Родолад. Мир славянской женщины - страница 6



Четыре раза в год более широко открываются врата Вырия к миру Явы. В этот час предки обходят роды свои, осматривают, хорошо ли хозяйничают внуки их, верно ли суть Богов понимают и детей своих научают. И должны мы, как праздника великого, ожидать прихода их на дворы наши, убирая при этом и украшая дома свои. Предки светлые, находясь в Вырии, берегут нас в Яве. Между нами есть связь нерушимая, если поминаем мы предков родных постоянно, тогда имеют они силу оберегать нас и святыни наши от душ темных. Но если забыл кто про род свой, от силы родовой отвернувшись, – сам по жизни идет. И тяжек путь тот, ибо Боги и Предки от души той отворачиваются.

В начале ноября Предки приходили в гости к детям своим. Осенний туман стелился над сонной землей. Молодая пара в белом наряде, подняв руки к небу, звала Предков. Рядом, опершись на посох, стоял старый седой дед, который молча наблюдал за их действиями. Или от женского призыва, или от пылких слов молодого мужа открылось небо, и усмотрели они, как из него вышли светлые мужи и женщины родов Гордана и Цвитаны, став перед молодыми.

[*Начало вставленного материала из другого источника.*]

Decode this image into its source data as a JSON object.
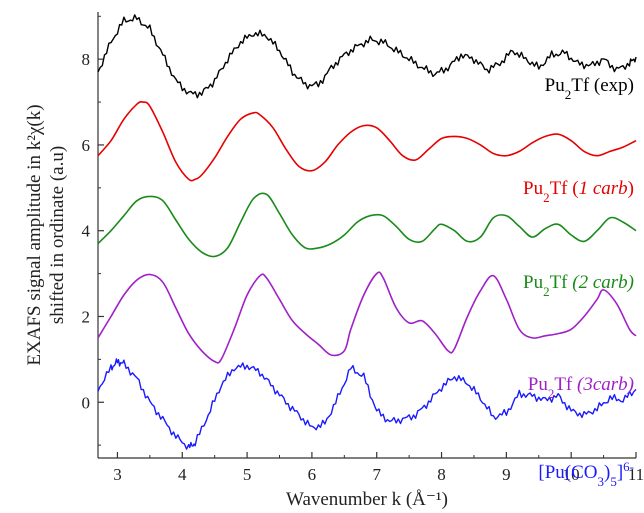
{
  "chart_data": {
    "type": "line",
    "xlabel": "Wavenumber k (Å⁻¹)",
    "ylabel_line1": "EXAFS signal amplitude in k²χ(k)",
    "ylabel_line2": "shifted in ordinate (a.u)",
    "xlim": [
      2.7,
      11.0
    ],
    "ylim": [
      -1.3,
      9.1
    ],
    "x_ticks": [
      3,
      4,
      5,
      6,
      7,
      8,
      9,
      10,
      11
    ],
    "y_ticks": [
      0,
      2,
      4,
      6,
      8
    ],
    "grid": false,
    "series": [
      {
        "name": "Pu2Tf (exp)",
        "label_parts": [
          {
            "t": "Pu",
            "s": "normal"
          },
          {
            "t": "2",
            "s": "sub"
          },
          {
            "t": "Tf (exp)",
            "s": "normal"
          }
        ],
        "color": "#000000",
        "noisy": true,
        "x": [
          2.7,
          2.9,
          3.1,
          3.3,
          3.5,
          3.7,
          3.9,
          4.1,
          4.3,
          4.5,
          4.7,
          4.9,
          5.1,
          5.3,
          5.5,
          5.7,
          5.9,
          6.1,
          6.3,
          6.5,
          6.7,
          6.9,
          7.1,
          7.3,
          7.5,
          7.7,
          7.9,
          8.1,
          8.3,
          8.5,
          8.7,
          8.9,
          9.1,
          9.3,
          9.5,
          9.7,
          9.9,
          10.1,
          10.3,
          10.5,
          10.7,
          10.9,
          11.0
        ],
        "y": [
          7.7,
          8.4,
          8.9,
          8.95,
          8.7,
          8.1,
          7.5,
          7.2,
          7.2,
          7.5,
          8.0,
          8.4,
          8.6,
          8.55,
          8.2,
          7.7,
          7.4,
          7.4,
          7.8,
          8.1,
          8.3,
          8.45,
          8.4,
          8.2,
          8.0,
          7.8,
          7.65,
          7.8,
          8.1,
          8.0,
          7.75,
          7.9,
          8.2,
          8.0,
          7.8,
          8.1,
          8.15,
          7.9,
          7.85,
          8.0,
          7.75,
          7.9,
          8.05
        ]
      },
      {
        "name": "Pu2Tf (1 carb)",
        "label_parts": [
          {
            "t": "Pu",
            "s": "normal"
          },
          {
            "t": "2",
            "s": "sub"
          },
          {
            "t": "Tf (",
            "s": "normal"
          },
          {
            "t": "1 carb",
            "s": "italic"
          },
          {
            "t": ")",
            "s": "normal"
          }
        ],
        "color": "#e60000",
        "noisy": false,
        "x": [
          2.7,
          2.9,
          3.1,
          3.3,
          3.4,
          3.5,
          3.7,
          3.9,
          4.1,
          4.2,
          4.3,
          4.5,
          4.7,
          4.9,
          5.1,
          5.2,
          5.4,
          5.6,
          5.8,
          6.0,
          6.2,
          6.4,
          6.6,
          6.8,
          7.0,
          7.2,
          7.4,
          7.6,
          7.8,
          8.0,
          8.2,
          8.4,
          8.6,
          8.8,
          9.0,
          9.2,
          9.4,
          9.6,
          9.8,
          10.0,
          10.2,
          10.4,
          10.6,
          10.8,
          11.0
        ],
        "y": [
          5.75,
          6.1,
          6.6,
          6.95,
          7.0,
          6.9,
          6.3,
          5.6,
          5.2,
          5.2,
          5.3,
          5.7,
          6.2,
          6.6,
          6.75,
          6.7,
          6.4,
          5.9,
          5.5,
          5.4,
          5.6,
          6.0,
          6.3,
          6.45,
          6.4,
          6.1,
          5.75,
          5.65,
          5.9,
          6.15,
          6.2,
          6.15,
          6.0,
          5.8,
          5.75,
          5.85,
          6.05,
          6.2,
          6.25,
          6.1,
          5.85,
          5.75,
          5.85,
          5.95,
          6.1
        ]
      },
      {
        "name": "Pu2Tf (2 carb)",
        "label_parts": [
          {
            "t": "Pu",
            "s": "normal"
          },
          {
            "t": "2",
            "s": "sub"
          },
          {
            "t": "Tf ",
            "s": "normal"
          },
          {
            "t": "(2 carb)",
            "s": "italic"
          }
        ],
        "color": "#1a8a1a",
        "noisy": false,
        "x": [
          2.7,
          2.9,
          3.1,
          3.3,
          3.5,
          3.7,
          3.9,
          4.1,
          4.3,
          4.5,
          4.7,
          4.9,
          5.1,
          5.3,
          5.5,
          5.7,
          5.9,
          6.1,
          6.3,
          6.5,
          6.7,
          6.9,
          7.1,
          7.3,
          7.5,
          7.7,
          7.9,
          8.0,
          8.2,
          8.4,
          8.6,
          8.8,
          9.0,
          9.2,
          9.4,
          9.6,
          9.8,
          10.0,
          10.2,
          10.4,
          10.6,
          10.8,
          11.0
        ],
        "y": [
          3.7,
          4.0,
          4.35,
          4.7,
          4.8,
          4.7,
          4.25,
          3.8,
          3.5,
          3.4,
          3.6,
          4.2,
          4.75,
          4.85,
          4.4,
          3.9,
          3.6,
          3.6,
          3.7,
          3.9,
          4.2,
          4.35,
          4.35,
          4.1,
          3.8,
          3.75,
          4.05,
          4.15,
          4.0,
          3.75,
          3.85,
          4.3,
          4.35,
          4.1,
          3.85,
          4.05,
          4.15,
          3.9,
          3.75,
          4.0,
          4.3,
          4.2,
          4.0
        ]
      },
      {
        "name": "Pu2Tf (3carb)",
        "label_parts": [
          {
            "t": "Pu",
            "s": "normal"
          },
          {
            "t": "2",
            "s": "sub"
          },
          {
            "t": "Tf ",
            "s": "normal"
          },
          {
            "t": "(3carb)",
            "s": "italic"
          }
        ],
        "color": "#a020c8",
        "noisy": false,
        "x": [
          2.7,
          2.9,
          3.1,
          3.3,
          3.5,
          3.7,
          3.9,
          4.1,
          4.3,
          4.5,
          4.6,
          4.8,
          5.0,
          5.2,
          5.3,
          5.5,
          5.7,
          5.9,
          6.1,
          6.3,
          6.5,
          6.6,
          6.8,
          7.0,
          7.1,
          7.3,
          7.5,
          7.7,
          7.9,
          8.1,
          8.2,
          8.4,
          8.6,
          8.8,
          9.0,
          9.2,
          9.4,
          9.6,
          9.8,
          10.0,
          10.2,
          10.4,
          10.5,
          10.7,
          10.9,
          11.0
        ],
        "y": [
          1.5,
          2.0,
          2.5,
          2.85,
          2.98,
          2.8,
          2.2,
          1.6,
          1.2,
          0.95,
          1.0,
          1.7,
          2.5,
          2.95,
          2.9,
          2.4,
          1.9,
          1.6,
          1.35,
          1.1,
          1.2,
          1.7,
          2.5,
          3.0,
          2.9,
          2.2,
          1.85,
          1.9,
          1.6,
          1.2,
          1.25,
          2.0,
          2.6,
          2.95,
          2.4,
          1.7,
          1.5,
          1.55,
          1.6,
          1.7,
          2.0,
          2.4,
          2.62,
          2.3,
          1.7,
          1.55
        ]
      },
      {
        "name": "[Pu(CO3)5]6-",
        "label_parts": [
          {
            "t": "[Pu(CO",
            "s": "normal"
          },
          {
            "t": "3",
            "s": "sub"
          },
          {
            "t": ")",
            "s": "normal"
          },
          {
            "t": "5",
            "s": "sub"
          },
          {
            "t": "]",
            "s": "normal"
          },
          {
            "t": "6-",
            "s": "sup"
          }
        ],
        "color": "#1a1aff",
        "noisy": true,
        "x": [
          2.7,
          2.9,
          3.0,
          3.1,
          3.3,
          3.5,
          3.7,
          3.9,
          4.1,
          4.2,
          4.4,
          4.6,
          4.8,
          5.0,
          5.2,
          5.4,
          5.6,
          5.8,
          6.0,
          6.2,
          6.4,
          6.6,
          6.8,
          7.0,
          7.2,
          7.4,
          7.6,
          7.8,
          8.0,
          8.2,
          8.4,
          8.6,
          8.8,
          9.0,
          9.2,
          9.4,
          9.6,
          9.8,
          10.0,
          10.2,
          10.4,
          10.6,
          10.8,
          11.0
        ],
        "y": [
          0.3,
          0.8,
          0.95,
          0.9,
          0.55,
          0.0,
          -0.4,
          -0.8,
          -1.05,
          -0.95,
          -0.3,
          0.4,
          0.8,
          0.85,
          0.7,
          0.35,
          0.0,
          -0.3,
          -0.6,
          -0.5,
          0.1,
          0.8,
          0.6,
          -0.2,
          -0.45,
          -0.4,
          -0.3,
          0.0,
          0.35,
          0.6,
          0.45,
          0.1,
          -0.35,
          -0.25,
          0.2,
          0.15,
          0.05,
          0.15,
          -0.2,
          -0.3,
          -0.15,
          0.1,
          0.05,
          0.3
        ]
      }
    ]
  }
}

И сам Велес стоял посредине. Молодая женщина всматривалась в душу пращуров своих. Как будто золотым сверканием над туманом плыли фигуры, и, если прислушаться, можно было услышать от них легкое журчание, как будто ручей спрятался где-то под листьями ежевики.

Когда все вышли из-за туч, Волхв обратился к Велесу: «Велесе, Отче наш! Ты принес отрочат на землю нашу, из которых Род наш начался. Зову тебя, чтобы позволил молодым нашим, Гордану и Цвитане, привести в род их ребенка достойного». Велес улыбнулся и молвил: «Волхве Древославе, я лишь перевожу души из Навы в мир Явы. Если душа, которую они зовут, не обремененная поступками недостойными и Карна и Доля позволят – переведу, и Матушка Лада вложит в лоно внучки нашей, Цвитаны, душу ребенка будущего».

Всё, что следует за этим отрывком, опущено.